Malheureusement, à l'instar du tout-austéritaire qui nous mène droit dans le mur, c'est l'obstination dans l'erreur qui continue de sévir. Le «Plan stratégique 2012-2015» du nouveau DG de Pôle Emploi Jean Bassères, adopté le 21 juin dernier malgré la réticence des syndicats, est tout à fait inquiétant non seulement pour ses agents (restrictions, accroissement d'une politique du chiffre, management par la compétition et obsession de la performance : autant de méthodes éculées qui n'ont pas fait leurs preuves), mais aussi pour les chômeurs (contrôle accru, répression en vue). Surtout, conformément au souhait de l'Etat, il n'est absolument pas question de donner davantage de moyens à l'organisme : au contraire, il faudra faire mieux avec moins, et aucune décision judiciaire ne bouleversera cet objectif.
Il semble donc que ce plaignant méconnaisse les dessous de ce plan et qu'il n'a pas compris qu'en France et ailleurs, la lutte contre le chômage se traduit essentiellement par une lutte… contre les chômeurs (c'est nettement plus facile). Partant de son petit cas personnel où l'amertume est forte — il est en fin de droits, ce qui est très dur à vivre —, ayant trouvé un coupable — en l'occurrence Pôle Emploi et sa nouvelle direction, à qui il offre l'opportunité de durcir ses méthodes pour nous faire croire qu'elle est utile et agit vraiment contre le chômage —, la démarche de cet homme risque fort d'avoir des conséquences néfastes pour l'ensemble de ses congénères.

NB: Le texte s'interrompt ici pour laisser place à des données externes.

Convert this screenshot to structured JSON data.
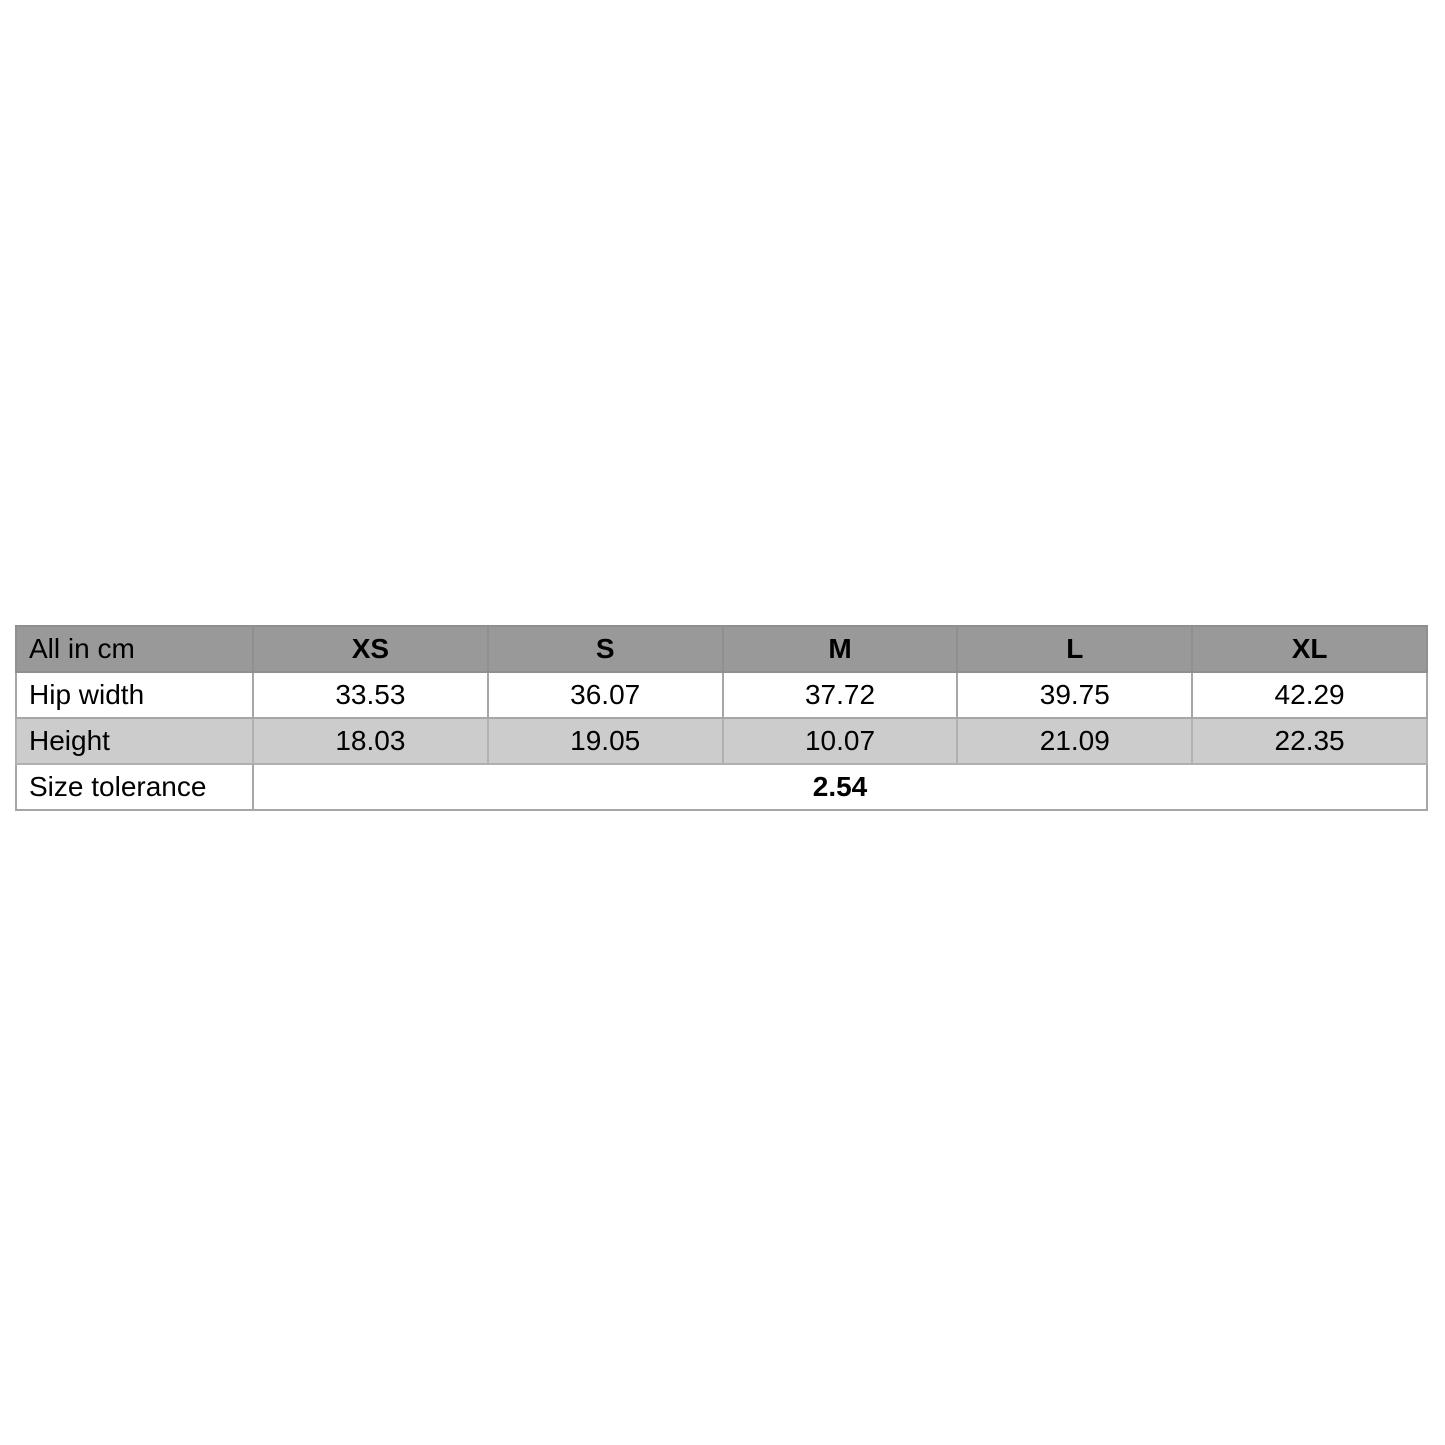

2/ Ce n'est pas une blague : aucun chômeur un tant soit peu sensé et autonome ne compte sur Pôle Emploi pour lui retrouver du travail ! Comment ce quinquagénaire peut-il se présenter au tribunal et accuser Pôle Emploi sur la base de cette illusion ? Nous ne le soupçonnons pas de manquer d'autonomie (quoique), mais dans le marasme actuel de destructions d'emplois massives et d'explosion du chômage de longue durée, notamment chez les "seniors", se croit-il seul au monde, et pense-t-il qu'attaquer Pôle Emploi engendrera un miracle ?
On sait que Pôle Emploi n'a plus le monopole des offres : l'organisme ne propose désormais qu'environ 20% du total de celles qui circulent. On sait aussi que les offres recueillies par Pôle Emploi sont, hélas, les plus "bas de gamme" du marché. Quant au PPAE et à son ORE (offre raisonnable d'emploi), il n'est qu'un arsenal répressif et dégradant de plus, vainement institué par le gouvernement précédent — celui-ci ayant tenté avec succès de convaincre l'opinion que les chômeurs sont des fainéants et des profiteurs qui font trop la fine bouche.
Alors que la majorité des chômeurs se plaint d'être convoqués inutilement — Pôle Emploi n'a rien à leur proposer et brasse de l'air mais, à moins de reconnaître son inanité, que peut-il faire d'autre ? —, d'être contraints sous peine de sanction de suivre des ateliers bidons et autres prestations occupationnelles qui ne débouchent sur rien et que nombre d'entretiens se font sur un ton menaçant, le chômeur infantilisé, sommé d'être "réaliste", n'ayant plus son mot à dire, voici que cet homme — qui n'a pas eu l'occasion de goûter à cette comédie 100% kafkaïenne — en réclame... Par le biais de la justice, il veut «ordonner à Pôle Emploi de respecter ses obligations, c’est-à-dire de le convoquer mensuellement [il va se lasser !], de redéfinir son PPAE au moins tous les trois mois [même s'il n'y a rien à modifier], de lui adresser des offres d’emploi [même minables et à côté de la plaque] et de lui formuler des offres de formation» [alors qu'on les compte comme les poux sur la tête d'un chauve]. Grand bien lui fasse : qu'il expérimente !
Que voulez-vous, il faut bien désigner des responsables à la crise. Quitte à se tromper de cible et tendre le bâton pour se faire battre.